# cherry cognac



## winemaker81 (Jul 3, 2021)

Last year we over-purchased cherries and I had a bag of overripe cherries that I was going to have to toss. Being frugal (that's being nice, realistically I'm cheap), I pitted the cherries and put them in a jar with inexpensive cognac. I let 'em steep a couple of months, strain it, diluted from 80 proof down to 60 proof with a 1:1 sugar syrup. I netted three 375 ml bottles + most of a 4th.

It came out pretty good, we finished the 4th bottle, and the other 3 have been sitting on the shelf since then. I opened one the other night and am very pleased.

Now? We did the over-buying thing again, as my wife & I got wires crossed. So on the 30th, I mixed 22 oz pitted cherries with 6-3/4 cups cognac (actually French brandy, which I like better the cheap American brandy), and started a new batch. When I was done I was concerned that I had too little fruit for the amount of cognac.

Cherries in Aldi's were very inexpensive today, so I purchased another pound. Most of the remainder of last week's purchase (12 oz) went into the mix, so the ratio is 34 oz cherries to 6-3/4 cups cognac. The color is already beautiful after 4 days of steeping, although the aroma is more cognac than cherry at this point. In a couple of months that will change.









Cherry Cognac, June 2021 – Bryan's Wine & Beer Making Site







wine.bkfazekas.com


----------



## Ty520 (Jul 5, 2021)

Nice. I do the same with bourbon for cocktail cherries.

Also really nice to do fruit infused gin


----------



## Khristyjeff (Jul 5, 2021)

winemaker81 said:


> Last year we over-purchased cherries and I had a bag of overripe cherries that I was going to have to toss. Being frugal (that's being nice, realistically I'm cheap), I pitted the cherries and put them in a jar with inexpensive cognac. I let 'em steep a couple of months, strain it, diluted from 80 proof down to 60 proof with a 1:1 sugar syrup. I netted three 375 ml bottles + most of a 4th.
> 
> It came out pretty good, we finished the 4th bottle, and the other 3 have been sitting on the shelf since then. I opened one the other night and am very pleased.
> 
> ...


Were those Bing cherries at Aldi or something else? Sounds tasty.


----------



## winemaker81 (Jul 5, 2021)

Ty520 said:


> Nice. I do the same with bourbon for cocktail cherries. Also really nice to do fruit infused gin


I'm debating on buying more cherries as I have most of a 1.75 liter bottle of bourbon.

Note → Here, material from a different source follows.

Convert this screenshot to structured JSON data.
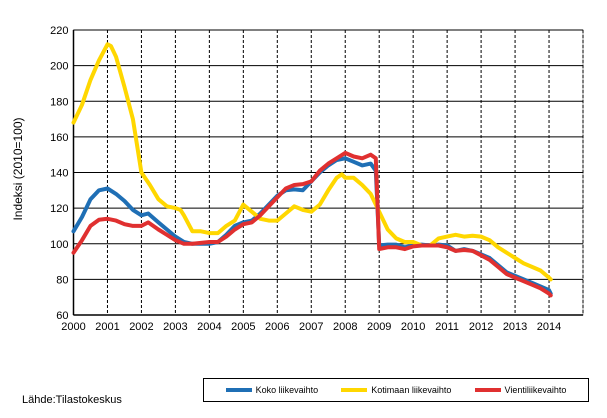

Cherries in gin? Huh, hadn't considered that, but it sounds interesting. I like the Tanqueray w/lime, now I'm thinking of making my own version ....



Khristyjeff said:


> Were those Bing cherries at Aldi or something else? Sounds tasty.


All are red cherries, but I'm not 100% positive all are Bing. The first bag was from Harris Teeter, the second from CostCo, and the last from Aldi's.

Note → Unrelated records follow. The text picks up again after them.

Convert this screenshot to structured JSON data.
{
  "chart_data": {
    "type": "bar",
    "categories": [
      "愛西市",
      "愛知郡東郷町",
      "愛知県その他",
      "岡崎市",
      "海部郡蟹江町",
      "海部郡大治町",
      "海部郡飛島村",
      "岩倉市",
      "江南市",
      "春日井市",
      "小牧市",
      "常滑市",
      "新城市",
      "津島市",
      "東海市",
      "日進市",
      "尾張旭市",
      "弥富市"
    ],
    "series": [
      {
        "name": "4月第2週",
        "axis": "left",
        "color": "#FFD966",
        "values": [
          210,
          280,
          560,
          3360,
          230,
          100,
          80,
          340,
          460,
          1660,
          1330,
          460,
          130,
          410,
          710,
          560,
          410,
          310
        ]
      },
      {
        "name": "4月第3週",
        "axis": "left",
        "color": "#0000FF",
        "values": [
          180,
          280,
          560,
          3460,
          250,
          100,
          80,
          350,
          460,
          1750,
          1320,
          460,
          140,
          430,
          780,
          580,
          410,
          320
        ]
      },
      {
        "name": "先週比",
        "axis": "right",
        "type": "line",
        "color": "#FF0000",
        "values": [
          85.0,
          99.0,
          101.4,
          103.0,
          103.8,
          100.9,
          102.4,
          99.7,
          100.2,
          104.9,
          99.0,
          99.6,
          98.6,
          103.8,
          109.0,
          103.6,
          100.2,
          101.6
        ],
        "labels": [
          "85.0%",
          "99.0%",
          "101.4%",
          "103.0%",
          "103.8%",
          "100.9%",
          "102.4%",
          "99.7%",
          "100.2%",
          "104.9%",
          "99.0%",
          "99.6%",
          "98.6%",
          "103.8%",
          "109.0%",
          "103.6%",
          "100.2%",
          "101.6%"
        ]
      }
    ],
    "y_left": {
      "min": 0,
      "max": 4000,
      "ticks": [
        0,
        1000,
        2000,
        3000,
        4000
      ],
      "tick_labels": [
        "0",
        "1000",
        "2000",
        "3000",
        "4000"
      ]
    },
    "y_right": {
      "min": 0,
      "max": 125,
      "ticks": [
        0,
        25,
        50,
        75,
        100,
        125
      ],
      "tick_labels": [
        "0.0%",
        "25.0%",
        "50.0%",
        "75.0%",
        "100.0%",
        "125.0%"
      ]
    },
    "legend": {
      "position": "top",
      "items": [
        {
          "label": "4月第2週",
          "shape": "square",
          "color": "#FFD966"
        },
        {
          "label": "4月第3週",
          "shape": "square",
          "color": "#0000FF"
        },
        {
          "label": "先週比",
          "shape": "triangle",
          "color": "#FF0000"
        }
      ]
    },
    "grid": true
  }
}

@Ty520 is got me thinking about stopping at Aldi's today and getting another bag, as I have most of a 1.75 liter bottle of Evan Williams 10 yo in the cabinet ...


----------



## Ty520 (Jul 5, 2021)

winemaker81 said:


> I'm debating on buying more cherries as I have most of a 1.75 liter bottle of bourbon.
> 
> Cherries in gin? Huh, hadn't considered that, but it sounds interesting. I like the Tanqueray w/lime, now I'm thinking of making my own version ....
> 
> ...


Not just cherries in gin - other berries as well. Blackberry is a personal favorite


----------



## winemaker81 (Jan 21, 2022)

I strained the cherries the other night, running the liquid through coffee filters to remove the sediment. Last night I made 1:1 sugar syrup and blended in the ratio: 3 cups cherry-cognac with 1 cup syrup and 1 oz glycerin. I had a bit more than two 750 ml bottles of base, so I netted 5.5 split bottles. [The extra half bottle is in the cupboard, calling my name seductively!]

The flavor is quite different from the last time -- it's not as strong in the cognac flavor, which I attribute to the larger amount of cherries and the longer maceration time. I like this one better.

Next I need to print a sheet of labels. The background graphic is a chateau in Cognac.


----------



## MarcOlivetti (Jan 23, 2022)

Bryan, why don’t you save ~1\2 cup of those strained Cherries to mix up in Jell-O. My parents use to make Apricot, Peach, and Cherry Brandy using the fruit after straining in Jell-O. It was an Easter favorite  and really packed a punch.


----------